The square was named Kızılay (meaning "Red Crescent" in Turkish) after the Turkish Red Crescent headquarters, which was built on its northwest in 1929.

The Red Crescent building was demolished in 1993 and replaced by the present-day Kızılay AVM shopping mall, which – after a long legal process regarding its ownership rights – was opened in 2011.)

In those years, the city center was located to the north of Kızılay, but Ankara was redesigned by a group of urban planners including Hermann Jansen.

After the development of the new quarters, the center of the city eventually shifted toward the neighborhoods around the square, and in fact those quarters are now known as Kızılay.

After the 27 May 1960 coup d'état it was formally renamed as Liberty Square (Hürriyet Meydanı); but the popular use of Kızılay Square continued.

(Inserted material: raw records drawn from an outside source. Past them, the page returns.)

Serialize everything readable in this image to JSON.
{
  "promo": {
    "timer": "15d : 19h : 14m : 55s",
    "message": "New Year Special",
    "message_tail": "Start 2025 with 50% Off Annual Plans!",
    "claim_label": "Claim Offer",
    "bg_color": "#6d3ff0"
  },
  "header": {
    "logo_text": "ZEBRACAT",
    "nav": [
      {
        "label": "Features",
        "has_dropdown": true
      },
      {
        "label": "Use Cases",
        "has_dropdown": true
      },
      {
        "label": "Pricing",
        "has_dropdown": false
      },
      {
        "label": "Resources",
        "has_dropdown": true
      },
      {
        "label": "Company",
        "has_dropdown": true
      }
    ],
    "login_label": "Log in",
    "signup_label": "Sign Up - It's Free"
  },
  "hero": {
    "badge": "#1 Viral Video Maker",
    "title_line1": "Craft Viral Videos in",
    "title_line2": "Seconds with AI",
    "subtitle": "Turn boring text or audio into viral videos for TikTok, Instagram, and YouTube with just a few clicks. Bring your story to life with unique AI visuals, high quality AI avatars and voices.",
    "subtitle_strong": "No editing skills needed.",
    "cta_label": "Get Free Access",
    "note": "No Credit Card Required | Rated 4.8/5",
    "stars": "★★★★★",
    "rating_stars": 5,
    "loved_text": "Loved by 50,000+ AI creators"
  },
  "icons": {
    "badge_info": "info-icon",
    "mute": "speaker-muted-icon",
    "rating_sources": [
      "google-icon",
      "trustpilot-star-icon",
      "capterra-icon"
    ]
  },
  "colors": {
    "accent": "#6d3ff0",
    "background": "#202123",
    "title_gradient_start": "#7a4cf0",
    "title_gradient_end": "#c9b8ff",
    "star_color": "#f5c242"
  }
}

Following the failed coup attempt of 15 July 2016, Ankara Metropolitan Municipality initially decided on 26 July 2016 to rename the square as July 15 Kızılay Democracy Square (15 Temmuz Kızılay Demokrasi Meydanı), which was later amended as July 15 Kızılay National Will Square on 9 August 2016. It is still commonly known as Kızılay Square among the resident population of the city.

==Transportation==
Kızılay is a stop in the routes of most of the public buses operating both in the south–north and east–west directions. Kızılay is also the terminus of the M1, M2 and M4 lines of the Ankara Metro. The station of the Ankaray light rail is located below the metro terminal. Kızılay is a central station of Ankaray which connects the northeast of Ankara to the west of the city center.